Sonny Abing III, information officer of the Sulu provincial government, said among the fatalities were seven troopers of the Philippine Army, six civilians, and a member of the police’s elite Special Action Force (SAF). He said a total of 21 Army troopers, three SAF commandos, and three cops from the Sulu Provincial Police Office were injured along with 48 civilians.

The sites of the explosions were near the Mt.

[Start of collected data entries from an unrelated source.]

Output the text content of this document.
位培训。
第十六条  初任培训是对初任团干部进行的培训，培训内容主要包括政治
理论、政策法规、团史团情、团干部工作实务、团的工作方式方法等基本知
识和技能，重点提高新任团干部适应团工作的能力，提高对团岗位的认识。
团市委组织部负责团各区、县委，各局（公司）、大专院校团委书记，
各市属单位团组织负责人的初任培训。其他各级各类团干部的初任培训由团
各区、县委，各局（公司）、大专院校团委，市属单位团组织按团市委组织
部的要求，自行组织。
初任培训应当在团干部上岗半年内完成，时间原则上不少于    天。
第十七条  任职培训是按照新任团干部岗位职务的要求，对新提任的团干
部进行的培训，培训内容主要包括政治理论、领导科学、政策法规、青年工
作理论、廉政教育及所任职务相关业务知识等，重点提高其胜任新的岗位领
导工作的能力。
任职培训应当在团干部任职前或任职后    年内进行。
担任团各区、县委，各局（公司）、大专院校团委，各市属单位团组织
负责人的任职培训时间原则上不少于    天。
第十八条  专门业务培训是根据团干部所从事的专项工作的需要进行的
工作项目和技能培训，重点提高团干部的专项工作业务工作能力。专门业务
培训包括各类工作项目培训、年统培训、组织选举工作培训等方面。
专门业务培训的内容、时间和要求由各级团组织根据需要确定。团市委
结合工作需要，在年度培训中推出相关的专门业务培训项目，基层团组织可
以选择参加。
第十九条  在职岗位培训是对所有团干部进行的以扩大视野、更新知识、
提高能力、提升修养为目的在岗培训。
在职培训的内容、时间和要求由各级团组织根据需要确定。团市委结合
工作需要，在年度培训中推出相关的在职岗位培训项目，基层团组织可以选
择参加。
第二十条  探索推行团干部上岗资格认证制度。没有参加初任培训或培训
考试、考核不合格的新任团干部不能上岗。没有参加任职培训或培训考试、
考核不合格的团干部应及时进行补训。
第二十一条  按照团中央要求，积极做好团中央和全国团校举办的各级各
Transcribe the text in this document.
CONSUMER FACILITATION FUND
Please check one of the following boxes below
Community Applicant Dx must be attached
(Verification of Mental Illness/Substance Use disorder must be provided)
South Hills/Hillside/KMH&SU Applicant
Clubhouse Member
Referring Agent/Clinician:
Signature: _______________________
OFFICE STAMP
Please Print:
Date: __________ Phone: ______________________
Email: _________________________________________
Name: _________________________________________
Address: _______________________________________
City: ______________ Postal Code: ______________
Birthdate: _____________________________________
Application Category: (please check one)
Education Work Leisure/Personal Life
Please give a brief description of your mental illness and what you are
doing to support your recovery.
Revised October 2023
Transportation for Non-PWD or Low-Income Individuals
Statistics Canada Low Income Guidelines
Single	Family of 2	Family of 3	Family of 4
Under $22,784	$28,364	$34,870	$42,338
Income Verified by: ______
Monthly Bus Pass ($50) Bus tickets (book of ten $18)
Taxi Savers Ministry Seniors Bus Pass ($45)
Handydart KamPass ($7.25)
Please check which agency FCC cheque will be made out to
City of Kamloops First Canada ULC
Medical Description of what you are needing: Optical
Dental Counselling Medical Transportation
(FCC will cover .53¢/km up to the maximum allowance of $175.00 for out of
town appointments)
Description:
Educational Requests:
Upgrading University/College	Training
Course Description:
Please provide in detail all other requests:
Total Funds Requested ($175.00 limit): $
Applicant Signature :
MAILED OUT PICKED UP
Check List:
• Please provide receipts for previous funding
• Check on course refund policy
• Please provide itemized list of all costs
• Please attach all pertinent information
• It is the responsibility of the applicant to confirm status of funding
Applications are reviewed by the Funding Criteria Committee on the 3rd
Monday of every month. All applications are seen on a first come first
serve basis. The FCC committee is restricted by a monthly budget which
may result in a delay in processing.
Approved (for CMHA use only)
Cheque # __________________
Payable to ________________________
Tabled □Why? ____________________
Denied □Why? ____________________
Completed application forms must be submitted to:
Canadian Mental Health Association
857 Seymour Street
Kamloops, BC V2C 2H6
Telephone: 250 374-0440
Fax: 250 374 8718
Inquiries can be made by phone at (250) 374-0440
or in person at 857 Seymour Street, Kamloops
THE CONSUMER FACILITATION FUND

Carmel Cathedral in Jolo which was also attacked by twin bomb blasts on Jan. 27, 2019, killing 23 people and injuring over 100 others, many of them parishioners attending masses then. This was the attack that prompted Malacañang to insist on passing an entirely new Anti-Terrorism Act, not just amendments to the previous law against terrorists, which imposes restrictions on law enforcers in fighting the real state enemies that sow terror among the masses.

We have heard the condemnations from senators, from Malacañang officials, from members of the House of Representatives, along with Muslim leaders in Congress, and even ordinary people who are disgusted and fed up with religion-based violence in the Southern Philippines.

Those who fight the Anti-Terrorism Act and even brought their opposition to the Supreme Court should be jolted by these continuing attacks by the real terrorists in Mindanao, and appalled by the senseless loss of Filipino lives.

Denunciations and rage against the perpetrators who can be so insensitive to basic human values can lead to nothing if the government just takes any hit that comes its way.